Sabtu, 01 November 2014

Cermin Dua Wajah



Oleh Alya Annisaa

6.05.'06 Seorang lelaki. Lelaki muda. Menghanyutkanku. Menggerogoti perasaan. Aku semakin tenggelam di balik api yang merah menyala. Apakah aku bersalah?

7.05.'06 Hari ini aku melihatnya. Ia tampak begitu bahagia. Aku turut bersukacita untuknya. Tapi kemudian hal yang tak terduga menerpa. Menghampirinya, membuatnya terombang-ambing dalam ketidakpastian perkara. Ia menangis di depanku--seseorang yang tak tampak oleh mata biasa.

8.05.'06 Pagi yang aneh. Seperti biasa aku menyapanya dengan ramah. Namun ia malah menatapku dengan mata yang memancarkan kemarahan. Ia memakiku.

10.06.'06 Berikan aku kekuatan untuk menyelesaikan lagu kematian ini. Aku harus segera mengakhirinya.

13.05.'06 Kulihat awan mendung. Kukira akan turun hujan. Lalu angin dan petir menghadang. Mereka mengusirku dengan paksa. Bukan hujan yang turun, tapi aku yang menangis.

15.05.'06 Ia mengabaikanku. Mataku mulai gerah. Aku butuh ketenangan. Sekali lagi ia mengabaikanku, namun kali ini terasa begitu menyakitkan. Di balik bayangan tempatku bersembunyi, perlahan aku mengoyak cahaya.

18.05.'06 Aku menunggunya. Hatiku yang rapuh masih tetap setia bersabar untuknya. Tangisku bagaikan serpihan kecil semacam debu dan tak berharga. Temanku, aktor sudut malam, meraihku dan meyakinkanku, membuatku tetap tenang. Kembali mereka mengikis pertahananku. Kejam sekali dunia. Aku mengadu pada senja. Ia menghiburku dengan mengatakan bahwa gelap itu tak pernah ada, yang ada hanya kekurangan cahaya.

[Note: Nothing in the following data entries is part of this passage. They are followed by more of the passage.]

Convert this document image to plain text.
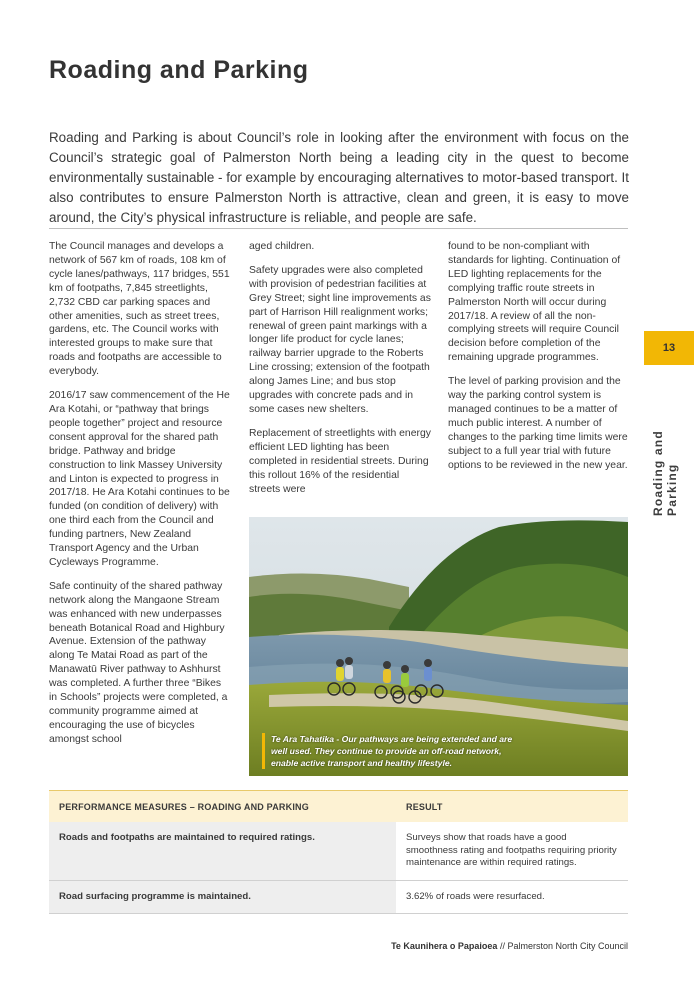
Roading and Parking

Roading and Parking is about Council’s role in looking after the environment with focus on the Council’s strategic goal of Palmerston North being a leading city in the quest to become environmentally sustainable - for example by encouraging alternatives to motor-based transport. It also contributes to ensure Palmerston North is attractive, clean and green, it is easy to move around, the City’s physical infrastructure is reliable, and people are safe.

The Council manages and develops a network of 567 km of roads, 108 km of cycle lanes/pathways, 117 bridges, 551 km of footpaths, 7,845 streetlights, 2,732 CBD car parking spaces and other amenities, such as street trees, gardens, etc. The Council works with interested groups to make sure that roads and footpaths are accessible to everybody.

2016/17 saw commencement of the He Ara Kotahi, or “pathway that brings people together” project and resource consent approval for the shared path bridge. Pathway and bridge construction to link Massey University and Linton is expected to progress in 2017/18. He Ara Kotahi continues to be funded (on condition of delivery) with one third each from the Council and funding partners, New Zealand Transport Agency and the Urban Cycleways Programme.

Safe continuity of the shared pathway network along the Mangaone Stream was enhanced with new underpasses beneath Botanical Road and Highbury Avenue. Extension of the pathway along Te Matai Road as part of the Manawatū River pathway to Ashhurst was completed. A further three “Bikes in Schools” projects were completed, a community programme aimed at encouraging the use of bicycles amongst school

aged children.

Safety upgrades were also completed with provision of pedestrian facilities at Grey Street; sight line improvements as part of Harrison Hill realignment works; renewal of green paint markings with a longer life product for cycle lanes; railway barrier upgrade to the Roberts Line crossing; extension of the footpath along James Line; and bus stop upgrades with concrete pads and in some cases new shelters.

Replacement of streetlights with energy efficient LED lighting has been completed in residential streets. During this rollout 16% of the residential streets were

found to be non-compliant with standards for lighting. Continuation of LED lighting replacements for the complying traffic route streets in Palmerston North will occur during 2017/18. A review of all the non-complying streets will require Council decision before completion of the remaining upgrade programmes.

The level of parking provision and the way the parking control system is managed continues to be a matter of much public interest. A number of changes to the parking time limits were subject to a full year trial with future options to be reviewed in the new year.

13
Roading and Parking
Te Ara Tahatika - Our pathways are being extended and are well used. They continue to provide an off-road network, enable active transport and healthy lifestyle.
PERFORMANCE MEASURES – ROADING AND PARKING	RESULT
Roads and footpaths are maintained to required ratings.	Surveys show that roads have a good smoothness rating and footpaths requiring priority maintenance are within required ratings.
Road surfacing programme is maintained.	3.62% of roads were resurfaced.
Te Kaunihera o Papaioea // Palmerston North City Council
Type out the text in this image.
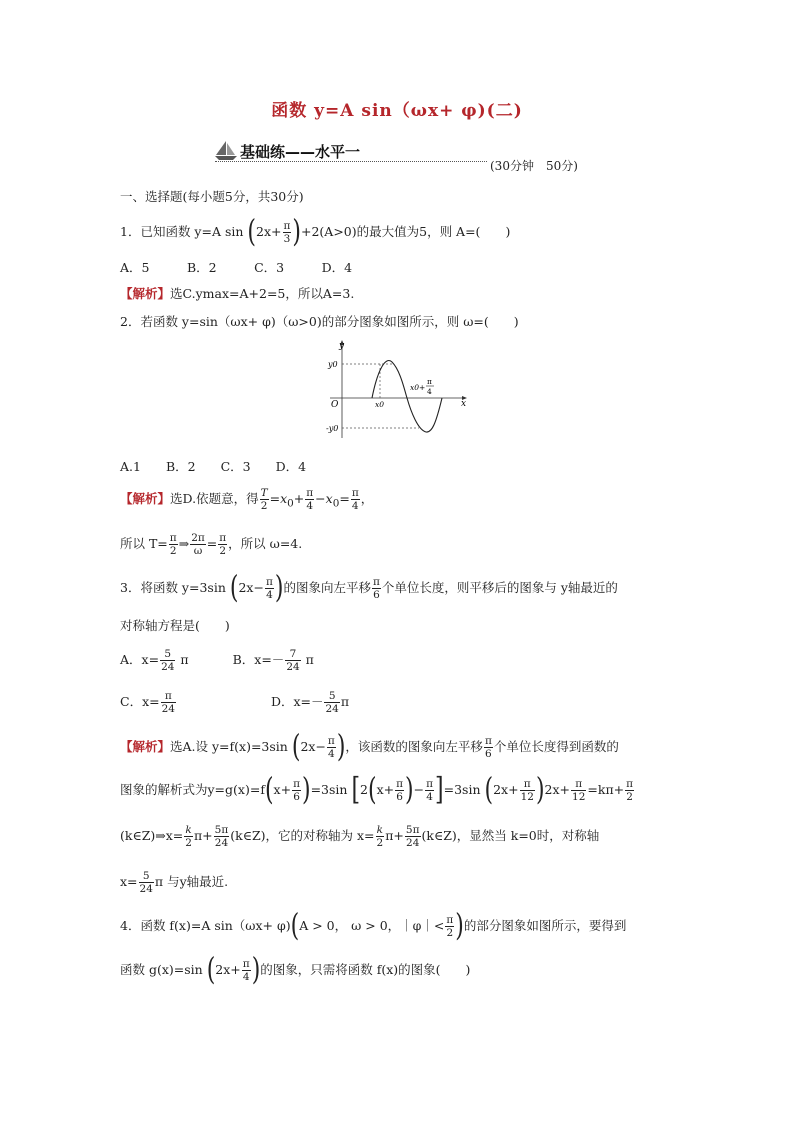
函数 y=A sin（ωx+ φ)(二)
基础练——水平一
(30分钟　50分)
一、选择题(每小题5分，共30分)
1．已知函数 y=A $\sin (2x+ \frac{\pi}{3} )+2(A>0)$的最大值为5，则 A=(　　)
A．5　　　B．2　　　C．3　　　D．4
【解析】选C.ymax=A+2=5，所以A=3.
2．若函数 y=sin（ωx+ φ)（ω>0)的部分图象如图所示，则 ω=(　　)
y
x
O
y0
-y0
x0
x0+
π
4
A.1　　B．2　　C．3　　D．4
【解析】选D.依题意，得 $\frac{T}{2} =x_0+ \frac{\pi}{4} -x_0= \frac{\pi}{4}$ ，
所以 $T= \frac{\pi}{2}$ ⇒ $\frac{2\pi}{\omega} = \frac{\pi}{2}$ ，所以 ω=4.
3．将函数 y=3sin ($2x- \frac{\pi}{4}$ )的图象向左平移 $\frac{\pi}{6}$ 个单位长度，则平移后的图象与 y轴最近的
对称轴方程是(　　)
A．$x= \frac{5}{24}$ π	B．$x=- \frac{7}{24}$ π
C．$x= \frac{\pi}{24}$	D．$x=- \frac{5}{24}$ π
【解析】选A.设 y=f(x)=3sin ($2x- \frac{\pi}{4}$ )，该函数的图象向左平移 $\frac{\pi}{6}$ 个单位长度得到函数的
图象的解析式为$y=g(x)=f(x+ \frac{\pi}{6} )=3\sin$ [$2(x+ \frac{\pi}{6}$ )− $\frac{\pi}{4} ]=3\sin$ $(2x+ \frac{\pi}{12} )2x+ \frac{\pi}{12} =k\pi+ \frac{\pi}{2}$
(k∈Z)⇒x= $\frac{k}{2} \pi+ \frac{5\pi}{24}$ (k∈Z)，它的对称轴为 $x= \frac{k}{2} \pi+ \frac{5\pi}{24}$ (k∈Z)，显然当 k=0时，对称轴
$x= \frac{5}{24}$ π 与y轴最近.
4．函数 f(x)=A sin（ωx+ φ)(A > 0， ω > 0，｜φ｜< $\frac{\pi}{2}$ )的部分图象如图所示，要得到
函数 g(x)=sin ($2x+ \frac{\pi}{4}$ )的图象，只需将函数 f(x)的图象(　　)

21.05.'06 Mereka memanggilku dengan sebutan anak bawang. Aku tak mengerti tentang kesalahan yang kuperbuat pada mereka. Mereka menggunjingkanku. Menyangkut-pautkan semua kemalangan yang terjadi. Menimpakan pertanggungjawaban atas warna kegelapan padaku. Menyoraki kehancuranku. Menggenapi retak pondasi yang kupertahankan dengan susah payah.

22.05.'06 Aku mencakar langit pagi. Awan hitam datang dan menyiramiku dengan rasa dingin. Aku gemetar hebat. Persendianku menolak perintah. Ototku memberontak. Sial!

28.05.'06 Gerak-gerikmu mengusik pikiranku. Aku kembali bersembunyi di balik bayangan. Melihatmu dari jauh, sudah cukup bagiku. Mendengar suara baritonmu, melegakan rasa haus akan hangatnya dirimu. Lalu perempuan itu datang. Senyumnya menggoda. Bibir merahnya mengecup pipimu. Tidak!

1.06.'06 Aku merangkak dalam keterpurukan. Bidadari itu menggantikanku. Posisiku. Tak cukupkah air mataku membanjiri cermin dua wajah?

4.06.'06 Malam ini tak ada jangkrik yang bernyanyi untukku. Air mata membanjiri kehidupan yang mengharuskan aku berhadapan dengannya. Dia. Dia merenggut anganku. Aku mengerti, aku tahu, aku menyadarinya. Aku hanyalah seonggok roh tanpa raga.

6.06.'06 Saat magma mulai mendesak untuk dimuntahkan, api panas keluar menyiram duniamu. Kembalikan! Pergi! Kau membangkitkan kemarahan terpendam. Biarkan aku kembali menyaksikan kejatuhanmu. Berakhirlah lagu cermin kematian abadi lucifer.